The Supreme Court first addressed, and then readily disposed of, the defendant’s argument that his sweatshirt should be suppressed under the Strip Search Act, N.J.S.A. 2A:161A-3, and the Attorney General’s Guidelines. Id. at 501. See Attorney General’s Strip Search and Body Cavity Search Requirements and Procedures for Police Officers (June 1995). The Court determined, as the Appellate Division found, that N.J.S.A. 2A:161A-3 and the Guidelines do not cover the police’s removal and seizure of the defendant’s sweatshirt because: 1) the defendant’s zippered sweatshirt, like a coat or a belt, is an article of “outer clothing” expressly excluded from the scope of the statute; and 2) removal of the defendant’s sweatshirt revealed neither the defendant’s nude body nor any undergarments. Ibid. The Court found that “[t]he fact that the police continued to remove other articles of clothing after obtaining defendant’s sweatshirt is irrelevant to the suppression of the sweatshirt as an item of evidence.” Ibid.

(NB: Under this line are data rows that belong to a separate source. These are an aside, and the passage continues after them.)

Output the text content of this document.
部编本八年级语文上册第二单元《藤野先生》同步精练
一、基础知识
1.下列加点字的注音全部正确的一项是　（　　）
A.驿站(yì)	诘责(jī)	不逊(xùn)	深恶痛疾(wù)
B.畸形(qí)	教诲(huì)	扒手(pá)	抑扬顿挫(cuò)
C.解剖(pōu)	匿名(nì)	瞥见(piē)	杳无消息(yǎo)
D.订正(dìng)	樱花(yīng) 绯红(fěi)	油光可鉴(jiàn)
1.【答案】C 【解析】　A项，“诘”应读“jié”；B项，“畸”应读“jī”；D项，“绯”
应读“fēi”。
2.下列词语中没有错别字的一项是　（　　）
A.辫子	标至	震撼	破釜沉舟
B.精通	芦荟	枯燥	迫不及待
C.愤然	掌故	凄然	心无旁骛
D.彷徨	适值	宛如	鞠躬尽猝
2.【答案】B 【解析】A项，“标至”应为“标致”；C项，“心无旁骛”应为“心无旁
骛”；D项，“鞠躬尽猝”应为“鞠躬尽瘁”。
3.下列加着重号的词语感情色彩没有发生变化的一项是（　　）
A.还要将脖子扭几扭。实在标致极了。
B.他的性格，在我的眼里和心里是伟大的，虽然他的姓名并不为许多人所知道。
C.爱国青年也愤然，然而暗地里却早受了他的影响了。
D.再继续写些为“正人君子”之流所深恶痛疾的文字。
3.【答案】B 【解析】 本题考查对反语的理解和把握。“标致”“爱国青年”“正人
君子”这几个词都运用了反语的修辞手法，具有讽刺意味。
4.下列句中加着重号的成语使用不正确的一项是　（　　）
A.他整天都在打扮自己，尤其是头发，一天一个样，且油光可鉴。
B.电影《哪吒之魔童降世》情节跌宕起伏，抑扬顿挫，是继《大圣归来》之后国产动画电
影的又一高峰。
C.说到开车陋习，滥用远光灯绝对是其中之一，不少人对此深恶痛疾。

Turning to the search incident to arrest, the Court set forth that “[t]wo justifications underlie the search-incident-to-arrest exception: the need (1) ‘to remove any weapons that the [arrested person] might [possess and] seek to use in order to resist arrest or effect [an] escape’; and (2) ‘to search for and seize any evidence on the arrestee’s person in order to prevent its concealment or destruction.’” Id. at 503 (quoting Chimel v. California, 395 U.S. 752, 763 (1969)). In cases such as this one where the search was conducted before the warrant was issued, the Court endorsed and applied “the two-factor test of State v. Lentz, 463 N.J. Super. 54, 70 (App. Div. 2020), authorizing delayed warrantless searches of a person incident to that person’s arrest so long as both (1) the delay itself and (2) the scope of the search were objectively reasonable.” Id. at 489.

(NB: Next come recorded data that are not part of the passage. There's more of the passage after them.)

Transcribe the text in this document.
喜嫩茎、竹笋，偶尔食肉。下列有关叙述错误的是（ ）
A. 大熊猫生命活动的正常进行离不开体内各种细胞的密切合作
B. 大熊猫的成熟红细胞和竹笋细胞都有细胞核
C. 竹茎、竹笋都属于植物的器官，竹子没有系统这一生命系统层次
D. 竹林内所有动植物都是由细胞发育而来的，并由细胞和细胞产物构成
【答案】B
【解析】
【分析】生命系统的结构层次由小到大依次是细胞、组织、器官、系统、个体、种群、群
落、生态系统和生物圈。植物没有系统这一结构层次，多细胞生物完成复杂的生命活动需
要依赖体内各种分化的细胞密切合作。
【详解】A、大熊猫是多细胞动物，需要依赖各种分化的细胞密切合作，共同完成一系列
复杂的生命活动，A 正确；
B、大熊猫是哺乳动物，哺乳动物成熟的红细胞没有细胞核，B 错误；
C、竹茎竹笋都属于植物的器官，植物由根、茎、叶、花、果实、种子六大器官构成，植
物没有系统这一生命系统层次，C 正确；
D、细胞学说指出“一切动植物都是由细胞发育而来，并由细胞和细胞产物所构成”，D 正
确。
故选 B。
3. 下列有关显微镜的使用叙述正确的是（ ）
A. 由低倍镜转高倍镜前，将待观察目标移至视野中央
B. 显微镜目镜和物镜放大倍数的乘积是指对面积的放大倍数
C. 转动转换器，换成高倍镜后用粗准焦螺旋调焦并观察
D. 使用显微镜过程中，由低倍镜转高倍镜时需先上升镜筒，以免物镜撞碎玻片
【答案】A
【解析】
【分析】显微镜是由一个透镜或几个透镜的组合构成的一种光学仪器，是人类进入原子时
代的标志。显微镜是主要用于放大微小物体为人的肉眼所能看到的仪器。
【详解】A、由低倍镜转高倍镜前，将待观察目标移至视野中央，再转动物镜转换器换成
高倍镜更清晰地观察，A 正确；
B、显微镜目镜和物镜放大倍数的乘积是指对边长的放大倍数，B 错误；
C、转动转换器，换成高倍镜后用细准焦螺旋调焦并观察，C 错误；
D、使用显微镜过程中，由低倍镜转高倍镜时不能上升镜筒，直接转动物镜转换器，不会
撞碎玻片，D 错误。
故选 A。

Applying the first Lentz factor, the Court found that there were “ample grounds to sustain the trial and appellate courts’ findings that the delay in performing the search of defendant’s body and clothes was reasonable.” Id. at 510. The officers saw the defendant “repeatedly picking at his fingernails and rubbing his hands on his clothes,” and there was an “ongoing risk that defendant could have dissipated the evidence, either in the interview room or during a washroom break. The officers had a legitimate concern that it might take considerable time to obtain an after-hours warrant.” Id. at 510-11.
Lastly, in applying the second Lentz factor, the Court found that the removal of the defendant’s sweatshirt was reasonable. Id. at 511. Thus, the Court affirmed “the well-reasoned decision of the Appellate Division rejecting defendant’s challenges to the search and seizure of his sweatshirt, in the totality of circumstances presented. The seizure of defendant’s sweatshirt was justified under the incident-to-arrest exception to the warrant requirement and involved no unreasonable delay or excessive scope.” Ibid.